Elles ont donc choisi de ne rien divulguer et tenter de «sauver les meubles» en débouclant les positions durant la journée de lundi. Par malchance, les marchés ont connu un mini-krach ce jour-là, avec une chute de 6% en moyenne sur les indices européens…

La suite nous la connaissons, puisque le groupe s’est fendu d’un communiqué ce matin dévoilant l’ampleur des dégâts. La perte est donc de près de 5 milliards d’euros et elle a occasionné la mise à pied de Jérôme Kerviel… mais également de tous ses supérieurs hiérarchiques. Daniel Bouton, lui-même, a présenté sa démission mais le conseil l’a refusé.

Notre enquête montre que rien ne prédestinait à un tel fiasco. «Discret» et «travailleur», selon des proches, Jérôme Kerviel a gravi un à un les échelons qui mène au sacro saint d’une banque, la salle des marchés.

Vedette malgré lui

Diplômé de Lyon 2, il a rejoint la Société Générale en 2000 et a été promu trader en 2005 dans le desk DEAI, c'est-à-dire les dérivés actions et indices, une activité dans laquelle la SocGen est reconnue mondialement et qui a fait sa réputation. Une nomination qu’il doit à sa bonne connaissance des produits financiers et à une disponibilité de tous les instants –il lui arrivait régulièrement de faire des journées de 14-15 heures, d’après une personne qui le fréquentait.

A la différence de certains traders, Jérôme Kerviel n’est pas une star dans la salle de marché de la Société Générale. Il n’en a ni le profil –il vient du back office et n’est pas diplômé d’une très grande école-, ni le statut social, puisqu’il ne percevait «que» 100 000 euros par an, bonus compris, ce qui le positionne clairement en queue de peloton de son département.

La direction de Société Générale a admis qu’il n’avait pas cherché à arrondir ses fins de mois en prenant des positions inconsidérées sur les futures, ce qui correspondrait d’ailleurs à son tempérament.

C’est la raison pour laquelle certaines personnes pensent qu’il n’est qu’un «fusible» dans ce feuilleton, dont il est devenu la vedette malgré lui. Ils font valoir qu’il n’était qu’un «junior» et qu’à ce titre, il ne disposait pas des moyens de dissimuler un montage aussi énorme.

A cela, la direction de la Société Générale a répliqué en évoquant la mise au point d’un montage particulièrement astucieux, qui consistait à neutraliser des prises positions réelles par des écritures fictives. Une manipulation qui n’a été découverte que vendredi lors d’un contrôle.
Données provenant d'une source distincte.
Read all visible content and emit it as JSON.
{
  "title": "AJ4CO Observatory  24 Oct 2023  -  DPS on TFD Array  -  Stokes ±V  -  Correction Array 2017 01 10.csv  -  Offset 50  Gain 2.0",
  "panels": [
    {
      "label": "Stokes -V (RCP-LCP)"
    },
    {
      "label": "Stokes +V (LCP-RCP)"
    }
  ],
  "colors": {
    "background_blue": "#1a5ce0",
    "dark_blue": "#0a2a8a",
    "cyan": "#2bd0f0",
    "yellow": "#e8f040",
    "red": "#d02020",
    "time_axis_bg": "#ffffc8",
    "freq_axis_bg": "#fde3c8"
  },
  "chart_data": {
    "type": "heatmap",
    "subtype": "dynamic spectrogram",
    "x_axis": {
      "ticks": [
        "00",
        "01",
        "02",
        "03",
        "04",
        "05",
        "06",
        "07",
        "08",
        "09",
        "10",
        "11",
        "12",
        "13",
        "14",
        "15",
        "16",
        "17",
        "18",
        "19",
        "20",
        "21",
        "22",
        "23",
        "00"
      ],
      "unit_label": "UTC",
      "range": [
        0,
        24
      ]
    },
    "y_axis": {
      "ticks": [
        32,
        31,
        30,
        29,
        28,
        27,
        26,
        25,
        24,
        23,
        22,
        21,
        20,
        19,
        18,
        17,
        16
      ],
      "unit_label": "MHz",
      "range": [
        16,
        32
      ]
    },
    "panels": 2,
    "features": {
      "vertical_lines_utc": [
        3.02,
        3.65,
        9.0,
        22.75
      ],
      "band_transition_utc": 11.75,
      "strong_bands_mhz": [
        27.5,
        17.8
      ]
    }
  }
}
Les enquêtes diligentées par la Banque de France et la Commission bancaire devraient lever le voile sur cette affaire.

Il a en va de la réputation de la Société Générale, qui a été écornée par ce scandale, relayé dans la presse mondiale.

Des questions sur l’ampleur des pertes

Jérôme Kerviel a pris des positions « directionnelles » sur des futurs sur indices européens en pariant sur un rebond des marchés en 2008. Comme un joueur de casino qui pense pouvoir « se refaire » après avoir perdu sa première mise au jeu, il a du se livrer à une fuite en avant puisque le motif d’enrichissement personnel a été écarté dans cette affaire. Selon des sources de marché, le « trader fou » de la SocGen aurait accumulé une exposition représentant entre 30 et 60 milliards d’euros soit l’équivalent d’une à deux fois les fonds propres de la banque !!!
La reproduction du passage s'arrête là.